O filme “Dark Horse”, produção inspirada na trajetória política do ex-presidente Jair Bolsonaro, virou alvo de forte repercussão política e cultural antes mesmo da estreia oficial. Previsto para chegar aos cinemas em setembro, poucas semanas antes das eleições presidenciais, o longa apresenta uma narrativa marcada por simbolismos religiosos, elementos de conspiração política e linguagem cinematográfica inspirada em grandes produções de Hollywood.
Segundo informações divulgadas pela Folha de S.Paulo, o roteiro foi escrito em inglês pelos cineastas Cyrus Nowrasteh e Mark Nowrasteh e coloca Bolsonaro no centro de uma construção dramática semelhante à chamada “jornada do herói”, modelo clássico utilizado em franquias como Star Wars e Harry Potter.
Ao longo da narrativa, o ex-presidente aparece retratado simultaneamente como líder improvável, homem comum e figura associada a sinais espirituais. A estreia está prevista para acontecer poucas semanas antes da eleição presidencial, fator que ampliou o debate político em torno da obra.
De acordo com a reportagem, o longa utiliza uma abordagem cinematográfica que alterna momentos de proximidade popular com cenas carregadas de simbolismo religioso.
Em uma das passagens do roteiro, uma jornalista pergunta ao personagem inspirado em Bolsonaro:
“Debaixo de tudo isso, o que você é?”
A resposta apresentada no texto resume o tom da produção:
“Algo que você nunca encontrou — um homem.”
Outro trecho citado descreve a aparição de uma senhora misteriosa segurando uma Bíblia durante um almoço em família. Segundo o roteiro, ela afirma ter sido enviada por Deus e entrega pílulas caseiras ao então candidato presidencial, dizendo que elas o protegeriam de uma “febre iminente”.
Após o atentado sofrido durante a campanha eleitoral de 2018, a mesma personagem reaparece no hospital e declara:
“Deus seja louvado. Ele poupou você para a nação, para o mundo.”
O roteiro mistura política, religião e narrativa messiânica, estratégia que passou a gerar discussões nas redes sociais e entre críticos do projeto.
Outro ponto que provocou repercussão envolve a maneira como jornalistas e correntes políticas aparecem descritos no roteiro.
Segundo a apuração publicada pela Folha, o texto técnico do filme utiliza expressões como “abutres” para definir jornalistas e trata o socialismo como uma “doença infecciosa”.
As expressões não aparecem apenas nos diálogos dos personagens, mas também em descrições internas do roteiro utilizadas para orientar a construção das cenas.
O filme ainda faz referências indiretas e diretas a figuras políticas brasileiras.
O presidente Luiz Inácio Lula da Silva surge por meio de imagens de arquivo. Já a deputada federal Maria do Rosário aparece transformada na personagem fictícia “Gloria de Rosales”.
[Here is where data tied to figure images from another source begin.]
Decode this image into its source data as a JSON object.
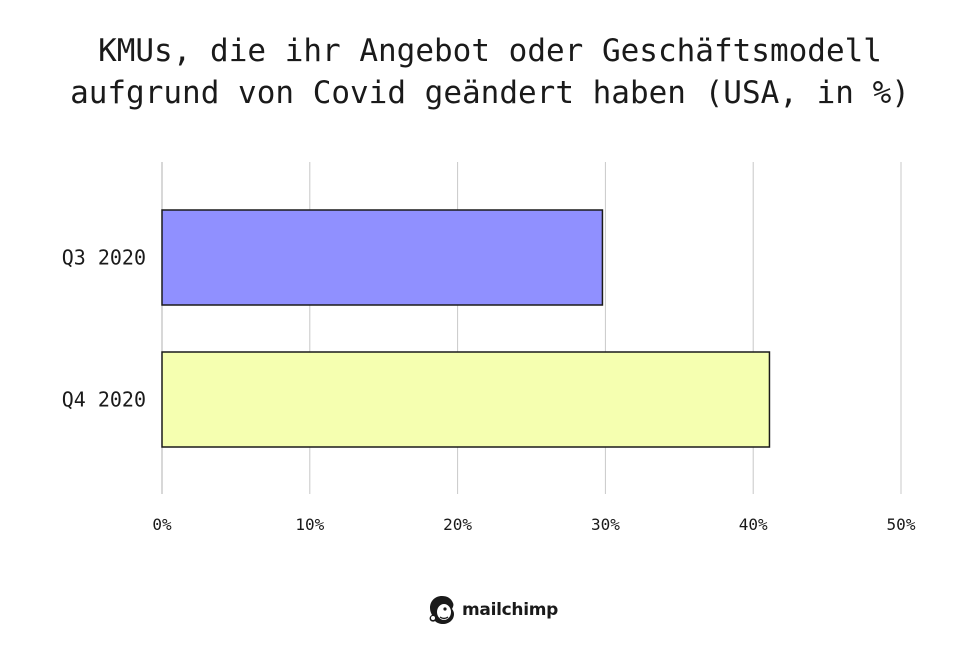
{
  "chart_data": {
    "type": "bar",
    "orientation": "horizontal",
    "title_lines": [
      "KMUs, die ihr Angebot oder Geschäftsmodell",
      "aufgrund von Covid geändert haben (USA, in %)"
    ],
    "categories": [
      "Q3 2020",
      "Q4 2020"
    ],
    "values": [
      29.8,
      41.1
    ],
    "bar_colors": [
      "#9090ff",
      "#f5ffb0"
    ],
    "xlim": [
      0,
      50
    ],
    "xticks": [
      0,
      10,
      20,
      30,
      40,
      50
    ],
    "xtick_labels": [
      "0%",
      "10%",
      "20%",
      "30%",
      "40%",
      "50%"
    ],
    "grid": "vertical",
    "legend": "none"
  },
  "brand": {
    "name": "mailchimp",
    "icon": "mailchimp-freddie-icon"
  }
}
O autor da facada contra Bolsonaro, Adélio Bispo de Oliveira, também surge com nome alterado no roteiro. Segundo a publicação, o personagem é apresentado inicialmente em um ambiente sombrio dentro de um bar.
Outra referência que chamou atenção envolve um personagem descrito como um homem “careca” e “esguio”, interpretado como possível alusão ao ministro do STF Alexandre de Moraes.
Produção reúne nomes de Hollywood e do Brasil
O protagonista da produção é interpretado pelo ator Jim Caviezel, conhecido mundialmente por viver Jesus Cristo no filme “A Paixão de Cristo”.
Michelle Bolsonaro será interpretada pela atriz Camille Guaty. Já Eduardo, Carlos e Flávio Bolsonaro aparecem representados respectivamente pelos atores Edward Finlay, Sergio Barreto e Marcus Ornellas.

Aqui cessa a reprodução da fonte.